Namun, justru bukan tasbih digital atau buku kecil itu yang paling lama tinggal di pikiran saya. Ada selembar catatan yang Amalia selipkan di dalamnya.. Di catatan saku itu tertulis harapan dan doa-doa untuk saya dari Amalia. Selain itu, Amalia juga mengungkapkan segala keluh kesahnya terhadap saya, ia mengingatkan saya agar jangan terlalu cemas terhadap dunia.
Selagi saya selalu menjalankan perintah Yang Maha Kuasa dan juga selalu berusaha dalam hidup, Amalia percaya akan ada hal baik di ujung jalan nantinya.
Dalam tulisannya, Amalia juga mengingatkan untuk jangan terlalu menyibukkan diri mencari rezeki, sampai lupa akan siapa sesungguhnya yang memberikan rezeki itu. Berdzikir adalah salah satu cara yang Amalia ingatkan kepada saya.
Di sepanjang hari itu, sejak diberikannya kado itu sampai malam, saya selalu merenungi apa yang Amalia tuliskan di catatan saku kecil itu. Jujur saya merasa tertampar dan tersadar.

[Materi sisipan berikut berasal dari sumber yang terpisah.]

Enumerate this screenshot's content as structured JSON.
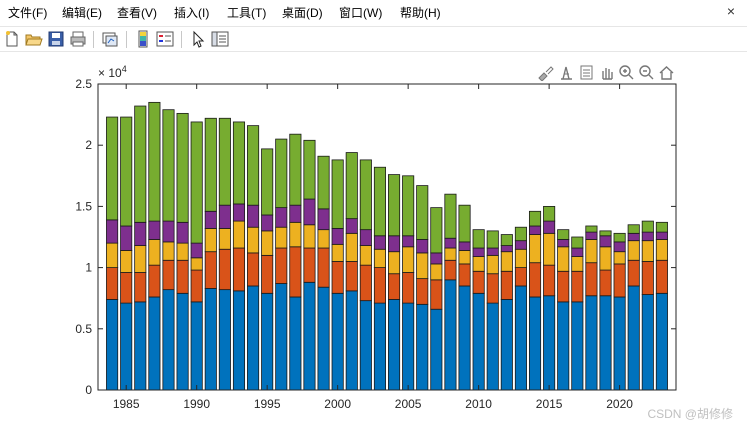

Tidak, saya bukan tipikal orang yang merasa hal seperti itu terkesan menggurui, justru bagus, itu adalah peringatan yang baik untuk saya pribadi.
Selain itu, ada rasa hangat di dalam dada saya ketika saya membaca tulisan Amalia berulang kali. Karena bagi saya, Amalia adalah tipikal perempuan yang tidak bisa secara gamblang mengungkapkan perasaannya dan lewat tulisan itu saya bisa merasakan betapa besar rasa cinta ia kepada saya.
Tasbih digital, buku saku dzikir pagi dan petang, lalu sebuah catatan kecil, mungkin terdengar remeh tapi ternyata berdampak besar bagi saya. Sukses mengaduk-aduk perasaan saya.
Karena kado itu sangat berkesan bagi saya, termasuk catatan kecilnya, maka catatan itu selalu saya simpan di dompet dan tidak pernah saya keluarkan atau dipindahkan ke tempat lain. Sesekali saya baca dan saya akan tersenyum setelahnya.